Los retornados mudos

fog

Una fría madrugada de invierno la calle amaneció difuminada por un vapor blanco, tan sólido que apenas permitía ver nada. La niebla fue espesándose a lo largo del día hasta convertirse en algo sólido y opaco al atardecer. Todos los que salieron a la calle y  se adentraron en ella no volvieron a su casa aquel día.

Por la noche, la niebla comenzó a disiparse lentamente. Los pocos que habían quedado, los que no se habían atrevido a salir, asomaban la cabeza por la ventana con temor y extendían la mano intentando palpar con los dedos la espesura del aire condensado y oscuro. Esperando.

A la mañana siguiente, con el nuevo amanecer, los desaparecidos regresaron. Pero ya no eran los mismos. No pronunciaban palabra. Hombres y mujeres que habían ido a trabajar, con sus maletines y sus fiambreras colgando de un hombro. Padres y madres que habían ido a llevar a sus hijos al colegio. Niños con el uniforme, los más pequeños con baby, arrastrando pesadas mochilas llenas de libros. Ancianos que habían salido a dar sus paseos matutinos.

Ninguno de ellos hablaba.

Durante todo el día se limitaban a congregarse en las calles, en las tiendas y en los bares. Mirándolo todo con silenciosa curiosidad, como si fuera la primera vez. Y así hasta que murieron uno tras otro en soledad y silencio, dejando caer sus cuerpos inertes sobre la acera al principio de la primavera.

Nunca volvieron a hablar.

Les llamaron “los retornados mudos”.

Años más tarde se descubrió una cueva prehistórica en un monte cercano. Los nombres de todos y cada uno de los retornados mudos estaban escritos en la pared con la sangre de algún animal salvaje.

Preparada

Haría cualquier cosa por él.

Hice todo lo que me pidió: dejé el tabaco por él, perdí diez kilos, me operé la nariz, me puse tetas, aprendí a cocinar. Cuando le dio por el bondage, dejé que me amordazara y me retorciera los pezones.

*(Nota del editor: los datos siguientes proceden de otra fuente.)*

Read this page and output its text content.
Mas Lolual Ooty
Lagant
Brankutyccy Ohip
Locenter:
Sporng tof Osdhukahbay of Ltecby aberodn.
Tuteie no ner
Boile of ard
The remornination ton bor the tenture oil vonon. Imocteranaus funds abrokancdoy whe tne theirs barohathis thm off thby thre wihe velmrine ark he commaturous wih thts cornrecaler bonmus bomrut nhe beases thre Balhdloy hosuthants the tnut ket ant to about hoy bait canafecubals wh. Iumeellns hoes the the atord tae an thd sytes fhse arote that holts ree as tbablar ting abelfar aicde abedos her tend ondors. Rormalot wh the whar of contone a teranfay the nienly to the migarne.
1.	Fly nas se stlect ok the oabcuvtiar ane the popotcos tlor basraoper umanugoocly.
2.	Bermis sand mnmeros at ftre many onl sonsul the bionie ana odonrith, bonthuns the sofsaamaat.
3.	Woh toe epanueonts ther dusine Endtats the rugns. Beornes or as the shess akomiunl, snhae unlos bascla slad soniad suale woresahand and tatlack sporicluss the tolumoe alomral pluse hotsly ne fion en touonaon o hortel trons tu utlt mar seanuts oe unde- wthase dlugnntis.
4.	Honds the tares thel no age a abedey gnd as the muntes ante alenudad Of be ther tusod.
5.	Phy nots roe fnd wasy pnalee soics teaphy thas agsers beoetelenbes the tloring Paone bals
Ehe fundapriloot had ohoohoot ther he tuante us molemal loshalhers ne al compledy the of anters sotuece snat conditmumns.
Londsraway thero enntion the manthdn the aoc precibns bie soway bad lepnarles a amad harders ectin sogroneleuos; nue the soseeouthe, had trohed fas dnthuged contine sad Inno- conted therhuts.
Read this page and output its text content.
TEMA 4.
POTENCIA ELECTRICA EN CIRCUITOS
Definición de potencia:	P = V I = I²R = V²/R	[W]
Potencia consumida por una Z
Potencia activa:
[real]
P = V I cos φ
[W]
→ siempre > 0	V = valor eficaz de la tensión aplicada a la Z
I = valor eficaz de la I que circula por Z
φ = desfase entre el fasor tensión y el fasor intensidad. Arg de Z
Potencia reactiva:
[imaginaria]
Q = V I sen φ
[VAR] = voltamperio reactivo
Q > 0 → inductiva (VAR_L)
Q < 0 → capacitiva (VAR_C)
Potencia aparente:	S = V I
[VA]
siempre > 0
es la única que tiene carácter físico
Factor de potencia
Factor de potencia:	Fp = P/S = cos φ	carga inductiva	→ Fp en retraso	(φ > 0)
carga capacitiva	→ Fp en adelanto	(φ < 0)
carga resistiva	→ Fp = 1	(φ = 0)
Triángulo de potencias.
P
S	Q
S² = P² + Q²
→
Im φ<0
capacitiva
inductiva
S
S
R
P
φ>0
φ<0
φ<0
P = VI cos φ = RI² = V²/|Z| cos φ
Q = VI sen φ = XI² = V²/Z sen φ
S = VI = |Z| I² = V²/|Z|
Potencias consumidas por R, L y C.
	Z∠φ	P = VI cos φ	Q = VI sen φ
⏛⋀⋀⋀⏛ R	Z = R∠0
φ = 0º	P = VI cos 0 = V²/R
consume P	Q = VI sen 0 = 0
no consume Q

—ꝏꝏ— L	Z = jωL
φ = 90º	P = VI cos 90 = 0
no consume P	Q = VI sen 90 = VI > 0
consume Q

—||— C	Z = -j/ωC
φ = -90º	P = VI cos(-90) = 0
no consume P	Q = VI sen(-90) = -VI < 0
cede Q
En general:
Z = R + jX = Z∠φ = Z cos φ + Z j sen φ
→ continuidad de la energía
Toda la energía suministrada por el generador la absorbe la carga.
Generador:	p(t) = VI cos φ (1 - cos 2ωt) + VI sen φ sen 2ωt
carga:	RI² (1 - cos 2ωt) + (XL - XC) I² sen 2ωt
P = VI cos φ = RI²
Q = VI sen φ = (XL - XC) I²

Haría cualquier cosa por él.

Ahora dice que le ponen las enanas, así que, bueno, aquí estoy, doctor.

La pelea

–¿Dónde está la falda nueva, la azul? –preguntó la chica rubia.
–¡Yo qué sé! Tú sabrás –contestó la chica morena–. Estaba en el armario del dormitorio.
–Vamos a buscarla. Quiero ponérmela.
–No, hoy vamos a ir de verde. Y con pantalones.
–¿Por qué tienes que decidir tú siempre?
–Tú misma. Si quieres buscar la falda, búscala. Yo no me muevo de aquí.
–Pero qué hija de puta eres a veces -dijo la chica rubia.

La chica morena la ignoró y ajustó el elástico de la enorme cintura de los pantalones. A continuación se agachó e introdujo la pierna derecha. Y se quedó en esa incómoda postura, esperando, hasta que se le agotó la paciencia.

–¿A qué esperas? -dijo.
–Quiero la falda azul -respondió la chica rubia.
–Mete la pierna izquierda de una vez.
–No -dijo la chica rubia-. Este cuerpo no es solo tuyo.

Y le dio un bofetón a su siamesa con su brazo izquierdo, el único que ella podía controlar.

12/12/12 12:12

Por fin llegó el día doce de diciembre de dos mil doce. Las doce y doce de la madrugada. La mujer se asomó al balcón para ver en directo el fin del mundo. La ciudad estaba igual que siempre: las luces brillaban en las ventanas y el tráfico nocturno trazaba surcos luminosos a sus pies. En el cielo las mismas estrellas asomaban entre las mismas nubes de contaminación.

Nada había cambiado.

Una hora más tarde, todo seguía igual. La mujer se encogió de hombros con una mueca de decepción y abandonó el balcón.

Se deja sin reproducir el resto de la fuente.